Craft beer is best fresh. If you drink a fresh hop IPA the day it is bottled or canned, it will be at its peak. Never again will it taste so good. Day by day, by degrees, its lushness will fade. Beer, unlike vinegar and Pop Tarts, is not a fixed food product. So why then do brewers barrel-age beer? Because the barrel’s porous, wood allows for very slow oxidation, which can make darker, malty beers more complex. The barrel’s former resident — the wine or bourbon or whatever that first made its home there — is also important. While bourbon is always aged in charred American oak, other whiskeys are aged in different woods. American oak is most common, contributing notes of vanilla, coconut, and leather. Today, Peaks & Pints presents an in-house flight of beer aged in bourbon and whiskey barrels as it’s National Bourbon Day. Stop by our craft beer and cider bar, bottle shop and restaurant and enjoy Peaks and Pints Beer Flight: National Bourbon Day.
Peaks and Pints Beer Flight: National Bourbon Day
Anderson Valley Wild Turkey Bourbon Barrel Stout
6.9% ABV, draft
After primary fermentation, Anderson Valley Barney Flats Oatmeal Stout is aged in Wild Turkey Bourbon barrels for three months. Expect a deep ebony hue with a beautiful mahogany head, an aroma of chocolate, bourbon, roast malt, and coffee mingling with notes of woody vanilla, chocolate, roast malt, coffee, molasses, and the rich roasted flavors wrapped with bourbon.
Firestone Walker Parabolita
9.2% ABV, can
Firestone Walker ages their Parabola barrel-aged imperial stout for one year in premium bourbon barrels, then blends it with a complement of Velvet Merlin milk stout, and finally infuses with whole Madagascar vanilla beans, cocoa nibs, and sea salt to for a salted caramel-style stout for roast, cocoa nibs, vanilla, and caramel notes with a big vanilla bean finish in a 16-ounce can.
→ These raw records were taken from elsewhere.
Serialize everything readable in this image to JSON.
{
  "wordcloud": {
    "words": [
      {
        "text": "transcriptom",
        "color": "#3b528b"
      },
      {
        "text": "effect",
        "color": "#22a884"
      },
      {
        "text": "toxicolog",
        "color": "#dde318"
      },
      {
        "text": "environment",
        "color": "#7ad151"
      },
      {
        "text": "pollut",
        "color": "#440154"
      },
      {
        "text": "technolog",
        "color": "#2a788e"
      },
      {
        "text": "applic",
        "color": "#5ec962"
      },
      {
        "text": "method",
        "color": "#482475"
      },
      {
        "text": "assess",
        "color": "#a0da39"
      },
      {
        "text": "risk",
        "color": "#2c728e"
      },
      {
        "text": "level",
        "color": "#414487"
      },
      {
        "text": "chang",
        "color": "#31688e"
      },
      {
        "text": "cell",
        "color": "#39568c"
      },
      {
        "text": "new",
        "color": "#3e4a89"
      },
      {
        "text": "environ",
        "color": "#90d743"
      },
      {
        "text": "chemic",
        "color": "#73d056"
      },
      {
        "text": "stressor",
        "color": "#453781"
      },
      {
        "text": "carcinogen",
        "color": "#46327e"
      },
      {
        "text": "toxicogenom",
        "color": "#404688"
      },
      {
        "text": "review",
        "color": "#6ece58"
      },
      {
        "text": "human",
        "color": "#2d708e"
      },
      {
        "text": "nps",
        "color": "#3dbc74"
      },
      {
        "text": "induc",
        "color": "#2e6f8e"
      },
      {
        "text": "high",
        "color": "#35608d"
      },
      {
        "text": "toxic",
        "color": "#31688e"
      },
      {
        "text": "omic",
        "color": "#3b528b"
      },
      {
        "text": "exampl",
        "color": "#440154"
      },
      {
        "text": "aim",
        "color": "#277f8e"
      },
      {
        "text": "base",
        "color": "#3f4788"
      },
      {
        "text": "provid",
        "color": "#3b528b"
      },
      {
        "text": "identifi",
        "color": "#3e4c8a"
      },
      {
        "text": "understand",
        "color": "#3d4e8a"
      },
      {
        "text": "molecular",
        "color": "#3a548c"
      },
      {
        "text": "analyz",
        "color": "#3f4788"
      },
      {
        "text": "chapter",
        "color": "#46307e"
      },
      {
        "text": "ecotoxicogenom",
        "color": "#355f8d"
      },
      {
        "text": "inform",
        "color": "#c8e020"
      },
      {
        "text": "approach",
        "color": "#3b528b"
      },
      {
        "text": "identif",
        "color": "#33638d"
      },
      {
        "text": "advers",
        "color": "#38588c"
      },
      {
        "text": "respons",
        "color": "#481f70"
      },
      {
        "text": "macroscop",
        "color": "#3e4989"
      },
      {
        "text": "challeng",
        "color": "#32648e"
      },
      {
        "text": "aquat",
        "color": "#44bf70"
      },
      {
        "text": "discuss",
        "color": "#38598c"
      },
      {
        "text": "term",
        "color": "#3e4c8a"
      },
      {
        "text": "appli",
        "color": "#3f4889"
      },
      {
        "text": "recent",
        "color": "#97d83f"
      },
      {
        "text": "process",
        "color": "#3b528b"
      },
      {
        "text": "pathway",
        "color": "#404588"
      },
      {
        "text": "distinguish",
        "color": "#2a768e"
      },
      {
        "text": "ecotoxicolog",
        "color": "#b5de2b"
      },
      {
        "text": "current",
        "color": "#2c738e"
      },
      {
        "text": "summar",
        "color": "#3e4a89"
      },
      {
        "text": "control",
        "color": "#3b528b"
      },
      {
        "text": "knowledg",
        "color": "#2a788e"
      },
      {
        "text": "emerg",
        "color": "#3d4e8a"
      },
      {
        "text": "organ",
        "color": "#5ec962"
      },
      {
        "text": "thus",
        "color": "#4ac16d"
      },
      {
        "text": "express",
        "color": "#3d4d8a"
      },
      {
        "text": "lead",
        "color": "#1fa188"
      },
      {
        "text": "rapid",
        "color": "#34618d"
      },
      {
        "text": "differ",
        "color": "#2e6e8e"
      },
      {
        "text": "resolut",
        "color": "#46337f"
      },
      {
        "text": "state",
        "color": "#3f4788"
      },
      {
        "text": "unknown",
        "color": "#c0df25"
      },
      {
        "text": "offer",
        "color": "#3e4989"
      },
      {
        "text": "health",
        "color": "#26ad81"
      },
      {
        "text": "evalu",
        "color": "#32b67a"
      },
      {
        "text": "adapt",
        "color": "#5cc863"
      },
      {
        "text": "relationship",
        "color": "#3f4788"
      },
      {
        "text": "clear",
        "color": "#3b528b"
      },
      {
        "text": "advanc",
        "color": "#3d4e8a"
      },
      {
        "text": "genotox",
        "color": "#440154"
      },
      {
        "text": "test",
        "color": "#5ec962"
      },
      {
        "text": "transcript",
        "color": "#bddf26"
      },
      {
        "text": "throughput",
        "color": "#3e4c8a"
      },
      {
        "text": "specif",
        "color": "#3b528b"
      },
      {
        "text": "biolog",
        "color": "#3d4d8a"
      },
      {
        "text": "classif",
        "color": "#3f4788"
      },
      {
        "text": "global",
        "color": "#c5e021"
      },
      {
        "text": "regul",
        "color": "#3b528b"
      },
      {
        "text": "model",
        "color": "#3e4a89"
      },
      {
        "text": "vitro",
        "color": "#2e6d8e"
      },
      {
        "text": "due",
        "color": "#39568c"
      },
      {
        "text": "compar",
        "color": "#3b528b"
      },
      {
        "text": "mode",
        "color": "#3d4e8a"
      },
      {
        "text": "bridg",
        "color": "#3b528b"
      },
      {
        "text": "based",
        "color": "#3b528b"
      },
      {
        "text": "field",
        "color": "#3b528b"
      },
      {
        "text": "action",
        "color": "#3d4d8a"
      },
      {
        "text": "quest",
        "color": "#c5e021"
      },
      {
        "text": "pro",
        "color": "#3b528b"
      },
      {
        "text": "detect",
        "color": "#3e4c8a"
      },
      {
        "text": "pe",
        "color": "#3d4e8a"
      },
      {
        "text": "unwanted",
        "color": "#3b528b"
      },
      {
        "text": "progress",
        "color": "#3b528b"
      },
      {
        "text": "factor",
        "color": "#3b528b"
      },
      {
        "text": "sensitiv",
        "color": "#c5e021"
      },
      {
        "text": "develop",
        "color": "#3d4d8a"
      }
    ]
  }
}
Chuckanut Barrel Aged Barleywine
10.8% ABV, draft
After Chuckanut Brewery and Whatcom County’s North Fork Brewery collaborated on a barleywine brewed at Chuckanut’s South Nut location in Burlington, Chuckanut decided to put some of the beer into Westland Distilleries whiskey barrels. In the barrel the barleywine has taken on some of the oak, deepened stone fruit flavors and additional ABV (the Barrel Aged Barleywine is 10.8%ABV as opposed to 10.3% for regular Barleywine). This higher ABV adds more depth and richness to an already rich ale. The hops only help to balance out the caramel and toffee sweetness inherent in the maltiness. Lots of rich wine (portlike) flavors abound.
Urban Family Lighthouse in the Woods
12.1% ABV, can
Urban Family’s Lighthouse in the Woods barrel-aged imperial stout is a blend of 50 percent 2020 and 50 percent 2021 double mash stout, and then aged in Woodinville Whiskey Rye and Bourbon barrels. This year, they’re using their 2-year blend to create three distinct variations using complementary ingredients to this huge stout. Lighthouse in the Woods, their third and final 2022 release, features an addition of Navel orange puree and zest.
Lumberbeard Barrel Fort
15.6% ABV, can
Bret Gordon left the University of Colorado with a degree in Economics and a passion for craft beer. It didn’t take long for him to realize that being at a desk was not for him and he wanted to become a professional brewer. That passion led him and his family to California where he went back to school to earn a Professional Brewing Certificate at the University of San Diego. From there, Gordon worked as a professional brewer for several years at SoCal breweries, including The Bruery. In 2018, Gordon and his family traveled north to Spokane and opened Lumberbeard Brewing, a 20-barrel brewhouse on the east end of downtown. The first release in their Barrel Fort series, this boozy, bourbon barrel aged stout sees a hefty dose of hazelnut for big wood, chocolate, nut, and bourbon flavors in a 16-ounce can.